Mon avis critiquable :

Un sujet dur, traité sans pathos abusif. Un film souvent très drôle, provocateur et jouissif, qui parle des sentiments amoureux à l’épreuve des pulsions sexuelles mal contrôlées, des grandes idées à l’épreuve de leurs applications pratiques, de la fin de vie médicalisée de nos sociétés rendant rarement possible un départ digne et serein du malade, des périodes de crétinisme absolu que traversent les civilisations en déshérence de conjonctures de brillants esprits. L’histoire en a connues qui, à intervalles irréguliers ont sortis - ou fait naître - des civilisations de l’âge des ténèbres, ou ont permis de les protéger des invasions barbares. Comme dans son volet précédent, « Le déclin de l’empire américain », le film alterne tranches de vies et séquences à base d’extraits de réflexions ou études historiques universitaires servant les opinions des principaux protagonistes. Ces derniers, il faut en convenir, ont des interrogations qui tournent la plupart du temps autour du secteur pubien. A chacun d’entre nous d’y retrouver quelques unes de nos propres contradictions ou dérives. Si la sexualité vous ennuie ou vous paraît une condamnable survivance d’instincts de nos proches ancêtres phylogénétiques desquels on devrait se départir, quelques tirades peuvent vous amener à vous cabrer ou vous raidir…

Quelques répliques du film :

Rémy : Pas spécialement horrible. Non, non, pas du tout. Contrairement à ce que les gens pensent, le XXe siècle n'a pas été particulièrement sanguinaire. Les guerres ont fait 100 millions de morts. Ça, c'est un chiffre généralement admis. Ajoutez 6 millions pour le goulag russe. Les camps chinois, on saura probablement jamais mais... disons 1 million. Ça nous fait 130-135 millions de morts. C'est pas très impressionnant, si on pense qu'au XVIe siècle, les espagnols et les portugais ont réussi, sans chambres à gaz, ni bombes, à faire disparaître 150 millions d'indiens d'Amérique Latine. C'est du travail, ça, ma sœur ! 150 millions de personne à la hache. On dirait qu'ils avaient l'appui de votre Eglise mais c'est quand même du beau travail. A tel point d'ailleurs qu'en Amérique du Nord, les Hollandais, les Anglais, les Français et éventuellement les Américains se sont sentis inspirés et ils en ont égorgé 50 millions à leur tour. 200 millions de morts au total. Le plus grand massacre de l'humanité, et ça s'est passé ici, là, autour de nous et pas le moindre petit musée d'holocauste. L'histoire de l'humanité, ma sœur, une histoire d'horreur.
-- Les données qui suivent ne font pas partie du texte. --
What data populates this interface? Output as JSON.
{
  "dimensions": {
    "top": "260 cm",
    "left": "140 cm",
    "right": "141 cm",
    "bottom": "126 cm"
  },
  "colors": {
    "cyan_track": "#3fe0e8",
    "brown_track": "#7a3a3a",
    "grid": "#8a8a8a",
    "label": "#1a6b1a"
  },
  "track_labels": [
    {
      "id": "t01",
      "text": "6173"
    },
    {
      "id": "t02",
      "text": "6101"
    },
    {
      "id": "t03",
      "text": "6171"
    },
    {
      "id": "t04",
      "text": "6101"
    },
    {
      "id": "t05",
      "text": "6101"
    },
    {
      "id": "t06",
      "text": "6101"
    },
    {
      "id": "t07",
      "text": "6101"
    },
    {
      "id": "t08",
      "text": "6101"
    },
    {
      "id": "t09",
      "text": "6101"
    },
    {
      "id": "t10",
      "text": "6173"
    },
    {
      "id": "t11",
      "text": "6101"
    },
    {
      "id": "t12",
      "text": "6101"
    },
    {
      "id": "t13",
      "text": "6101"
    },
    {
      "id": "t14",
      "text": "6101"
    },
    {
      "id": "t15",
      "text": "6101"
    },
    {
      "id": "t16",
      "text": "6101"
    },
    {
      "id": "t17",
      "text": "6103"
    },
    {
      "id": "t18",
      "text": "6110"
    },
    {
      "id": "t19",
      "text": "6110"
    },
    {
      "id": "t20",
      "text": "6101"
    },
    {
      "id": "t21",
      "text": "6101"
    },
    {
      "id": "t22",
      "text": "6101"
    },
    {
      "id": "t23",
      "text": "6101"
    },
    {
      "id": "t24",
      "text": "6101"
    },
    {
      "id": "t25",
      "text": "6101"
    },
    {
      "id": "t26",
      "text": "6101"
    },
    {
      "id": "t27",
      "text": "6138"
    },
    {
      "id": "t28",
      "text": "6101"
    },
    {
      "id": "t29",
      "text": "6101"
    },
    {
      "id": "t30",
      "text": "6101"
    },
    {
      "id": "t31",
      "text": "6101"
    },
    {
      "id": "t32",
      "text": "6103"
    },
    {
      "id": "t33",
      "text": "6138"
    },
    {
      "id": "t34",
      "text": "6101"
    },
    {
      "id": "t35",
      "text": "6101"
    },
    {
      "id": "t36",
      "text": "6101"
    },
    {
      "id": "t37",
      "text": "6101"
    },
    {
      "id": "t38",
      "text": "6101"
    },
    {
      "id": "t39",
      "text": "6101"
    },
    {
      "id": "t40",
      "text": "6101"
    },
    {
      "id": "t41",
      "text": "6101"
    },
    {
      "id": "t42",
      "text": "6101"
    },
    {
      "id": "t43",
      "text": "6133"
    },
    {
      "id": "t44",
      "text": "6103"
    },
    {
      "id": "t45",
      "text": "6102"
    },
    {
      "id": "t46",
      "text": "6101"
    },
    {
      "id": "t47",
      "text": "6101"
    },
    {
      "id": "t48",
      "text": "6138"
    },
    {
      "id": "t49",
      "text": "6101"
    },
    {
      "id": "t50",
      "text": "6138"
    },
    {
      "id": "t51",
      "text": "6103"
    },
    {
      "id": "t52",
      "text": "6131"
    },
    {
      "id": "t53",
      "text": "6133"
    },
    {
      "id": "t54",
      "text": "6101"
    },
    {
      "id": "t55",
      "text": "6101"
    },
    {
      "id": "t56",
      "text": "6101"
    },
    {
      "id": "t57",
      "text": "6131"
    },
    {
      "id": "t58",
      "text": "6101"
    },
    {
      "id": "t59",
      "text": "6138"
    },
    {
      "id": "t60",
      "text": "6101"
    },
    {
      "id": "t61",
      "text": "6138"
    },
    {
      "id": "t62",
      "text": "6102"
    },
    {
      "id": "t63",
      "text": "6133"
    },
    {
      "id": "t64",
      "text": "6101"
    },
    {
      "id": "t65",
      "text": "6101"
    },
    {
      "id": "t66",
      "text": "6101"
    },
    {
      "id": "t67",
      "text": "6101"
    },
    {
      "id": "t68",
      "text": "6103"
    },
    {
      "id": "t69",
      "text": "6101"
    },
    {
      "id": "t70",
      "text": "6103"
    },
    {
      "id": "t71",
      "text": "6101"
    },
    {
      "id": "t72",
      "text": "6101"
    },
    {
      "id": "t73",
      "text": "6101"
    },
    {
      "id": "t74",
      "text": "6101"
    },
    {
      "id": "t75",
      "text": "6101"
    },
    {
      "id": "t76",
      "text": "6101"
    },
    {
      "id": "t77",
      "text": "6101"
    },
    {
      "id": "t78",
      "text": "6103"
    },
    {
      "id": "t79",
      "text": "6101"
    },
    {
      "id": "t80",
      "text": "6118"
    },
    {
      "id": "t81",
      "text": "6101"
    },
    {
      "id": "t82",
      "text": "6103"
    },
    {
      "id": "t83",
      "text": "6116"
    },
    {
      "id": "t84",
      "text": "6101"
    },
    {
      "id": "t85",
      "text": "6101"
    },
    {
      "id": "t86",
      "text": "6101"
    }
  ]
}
Rémy : Non, je ne vais pas aux Etats-Unis. J'ai pas envie de mourir égorgé par des Mahométans enragés. 
Sébastien [à sa mère] : Il est fou.
Rémy : A l'époque, j'ai voté pour la nationalisation des hôpitaux. J'suis capable d'assumer la conséquence de mes actes.

[Sébastien met un ordinateur portable sur les genoux de son père.]
Sébastien : Quand ça sera fini, t'appuies sur "End". "End", ça veut dire qu'on s'arrête. C'est un peu compliqué à comprendre mais avec de la concentration, tu devrais y arriver.

[Devant deux policiers spécialisés dans le domaine de la drogue]
Sébastien : Mon père est hospitalisé ici à Montréal en ce moment. Il est très mal soigné, évidemment. Il commence à souffrir beaucoup. J'ai un ami médecin qui m'a conseillé d'essayer de lui procurer de l'héroïne. C'est un domaine que je connais très peu. J'ai fumé de la mari quand j'étais étudiant comme tout le monde. Ce que j'me suis dit, c'est que la drogue circule dans toutes les villes du monde. Les policiers connaissent les points de vente. J'me suis imaginé peut-être un peu naïvement que vous pouviez me suggérer des zones où trouver de l'héroïne de qualité en quantité suffisante.
Gilles Levac : C'est très intéressant sauf que... le mandat de la police, c'est d'arrêter les trafiquants. Pas de fournir l'information aux consommateurs.
Sébastien : J'aimerais ça que vous me preniez pour quelqu'un d'intelligent qui veut simplement gagner du temps.
Gilles Levac : Moi, j'aimerais ça que vous me preniez pour quelqu'un de pas trop con qui voudrait pas lire dans un magazine la semaine prochaine "la police facilite à notre correspond l'achat de stupéfiants."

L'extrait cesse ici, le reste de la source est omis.